One night, I click through the images late at night after Amiko is asleep: an image of Misha and Sergey in the Russian service module, smiling, getting ready for a Friday night dinner; an image of Samantha Cristoforetti running on the treadmill on the wall, grinning; an image of a purple-and-green aurora that I took in the middle of the night; an image of the eye of a hurricane taken from above; an image of a dirty filter vent just before I threw it away, containing a snarl of dust, lint, and one really long blond hair that must have come from Karen Nyberg, who left the station more than a year before I got there; a series of images of the connectors on the Seedra Terry and I took while we were in the process of fixing it so the ground could see how it was looking; an image of an iPad floating in the Cupola displaying a snapshot of a newborn baby I don’t know, majestic cloud formations visible below; an image of Tim Peake preparing his spacesuit for his first spacewalk, the Union Jack visible on the shoulder of the suit, a huge boyish grin on his face; a picture of Kjell flying through the U.S. lab like Superman; a picture of Gennady and me chatting in Node 1, just enjoying the moment and each other’s company. A year is made up of a million of these, and I could never have captured them all.
One image that doesn’t exist in my computer but that I will always remember is the view from the Soyuz window as Sergey, Misha, and I backed away from the International Space Station. As well as I know the inside of the station, I’ve only seen the outside a handful of times. It’s a strange sight, glinting in the reflected sunlight, as long as a football field, its solar arrays spread out more than half an acre. It’s a completely unique structure, assembled by spacewalkers flying around the Earth at 17,500 miles per hour in a vacuum, in extremes of temperature of plus and minus 270 degrees, the work of fifteen different nations over eighteen years, thousands of people speaking different languages and using different engineering methods and standards. In some cases the station’s modules never touched one another while on Earth, but they all fit together perfectly in space.

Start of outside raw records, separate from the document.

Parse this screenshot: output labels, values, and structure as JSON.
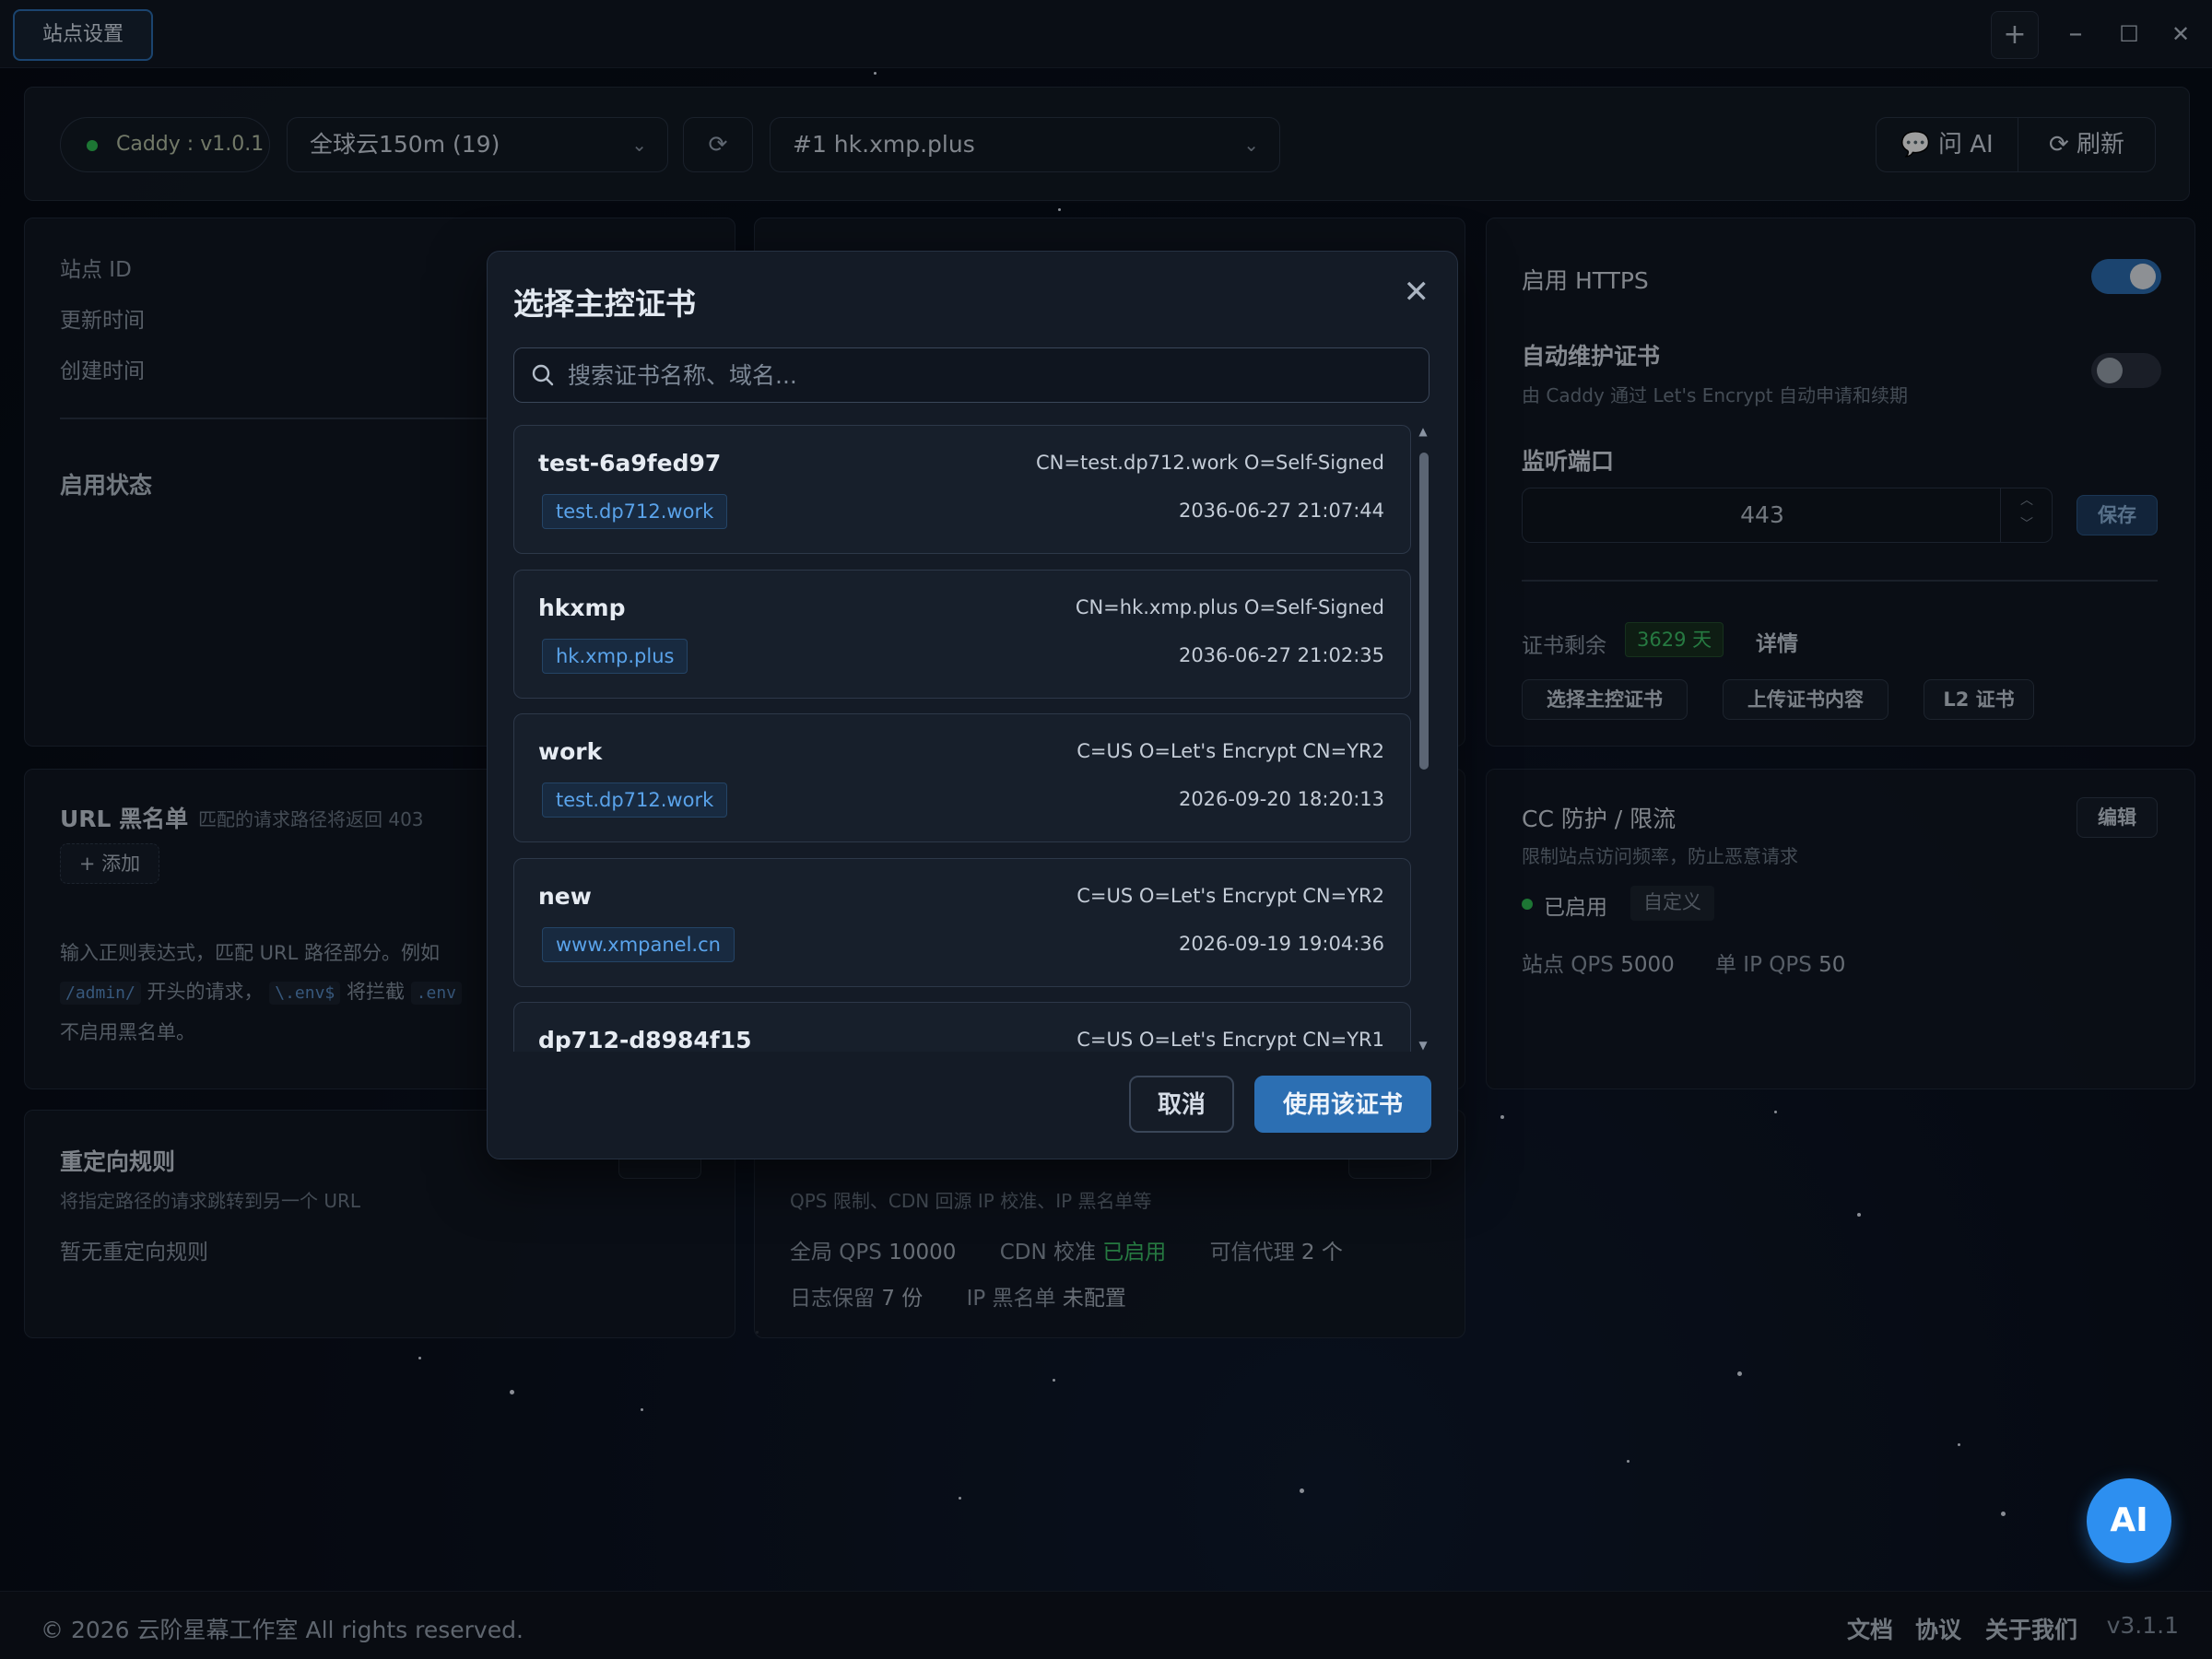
{
  "window": {
    "tab_title": "站点设置",
    "controls": {
      "new": "+",
      "minimize": "–",
      "maximize": "☐",
      "close": "✕"
    }
  },
  "toolbar": {
    "caddy_label": "Caddy : v1.0.1",
    "server_select": "全球云150m (19)",
    "site_select": "#1 hk.xmp.plus",
    "ask_ai": "问 AI",
    "refresh": "刷新"
  },
  "info_card": {
    "site_id_label": "站点 ID",
    "updated_label": "更新时间",
    "created_label": "创建时间",
    "enable_status_label": "启用状态"
  },
  "url_blacklist": {
    "title": "URL 黑名单",
    "subtitle": "匹配的请求路径将返回 403",
    "add_button": "+ 添加",
    "desc_line1": "输入正则表达式，匹配 URL 路径部分。例如",
    "desc_code1": "/admin/",
    "desc_text2": "开头的请求，",
    "desc_code2": "\\.env$",
    "desc_text3": "将拦截",
    "desc_code3": ".env",
    "desc_line3": "不启用黑名单。"
  },
  "redirect": {
    "title": "重定向规则",
    "subtitle": "将指定路径的请求跳转到另一个 URL",
    "empty": "暂无重定向规则"
  },
  "global_card": {
    "subtitle": "QPS 限制、CDN 回源 IP 校准、IP 黑名单等",
    "global_qps_label": "全局 QPS",
    "global_qps_value": "10000",
    "cdn_label": "CDN 校准",
    "cdn_value": "已启用",
    "trusted_label": "可信代理",
    "trusted_value": "2 个",
    "log_label": "日志保留",
    "log_value": "7 份",
    "ipbl_label": "IP 黑名单",
    "ipbl_value": "未配置"
  },
  "https_card": {
    "enable_https_label": "启用 HTTPS",
    "enable_https_on": true,
    "auto_cert_label": "自动维护证书",
    "auto_cert_desc": "由 Caddy 通过 Let's Encrypt 自动申请和续期",
    "auto_cert_on": false,
    "port_label": "监听端口",
    "port_value": "443",
    "save_button": "保存",
    "cert_remaining_label": "证书剩余",
    "cert_remaining_value": "3629 天",
    "details_link": "详情",
    "select_master_button": "选择主控证书",
    "upload_button": "上传证书内容",
    "l2_button": "L2 证书"
  },
  "cc_card": {
    "title": "CC 防护 / 限流",
    "edit_button": "编辑",
    "subtitle": "限制站点访问频率，防止恶意请求",
    "status": "已启用",
    "mode_badge": "自定义",
    "site_qps_label": "站点 QPS",
    "site_qps_value": "5000",
    "ip_qps_label": "单 IP QPS",
    "ip_qps_value": "50"
  },
  "modal": {
    "title": "选择主控证书",
    "search_placeholder": "搜索证书名称、域名...",
    "certs": [
      {
        "name": "test-6a9fed97",
        "subject": "CN=test.dp712.work O=Self-Signed",
        "domain": "test.dp712.work",
        "expires": "2036-06-27 21:07:44"
      },
      {
        "name": "hkxmp",
        "subject": "CN=hk.xmp.plus O=Self-Signed",
        "domain": "hk.xmp.plus",
        "expires": "2036-06-27 21:02:35"
      },
      {
        "name": "work",
        "subject": "C=US O=Let's Encrypt CN=YR2",
        "domain": "test.dp712.work",
        "expires": "2026-09-20 18:20:13"
      },
      {
        "name": "new",
        "subject": "C=US O=Let's Encrypt CN=YR2",
        "domain": "www.xmpanel.cn",
        "expires": "2026-09-19 19:04:36"
      },
      {
        "name": "dp712-d8984f15",
        "subject": "C=US O=Let's Encrypt CN=YR1",
        "domain": "",
        "expires": ""
      }
    ],
    "cancel_button": "取消",
    "use_button": "使用该证书"
  },
  "footer": {
    "copyright": "© 2026 云阶星幕工作室 All rights reserved.",
    "docs": "文档",
    "protocol": "协议",
    "about": "关于我们",
    "version": "v3.1.1"
  },
  "ai_button": "AI",
  "colors": {
    "accent": "#2c6fb3",
    "success": "#2fbf55",
    "link": "#5aa3ea"
  }
}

As we backed away, I knew I would never see it again, this place where I’d spent more than five hundred days of my life. We will never have a space station like this again in my lifetime, and I will always be grateful for the part I’ve played in its life. In a world of compromise and uncertainty, this space station is a triumph of engineering and cooperation. Putting it into orbit—making it work and keeping it working—is the hardest thing that human beings have ever done, and it stands as proof that when we set our minds to something hard, when we work together, we can do anything, including solving our problems here on Earth.
I also know that if we want to go to Mars, it will be very, very difficult, it will cost a great deal of money, and it may cost human lives. But I know now that if we decide to do it, we can.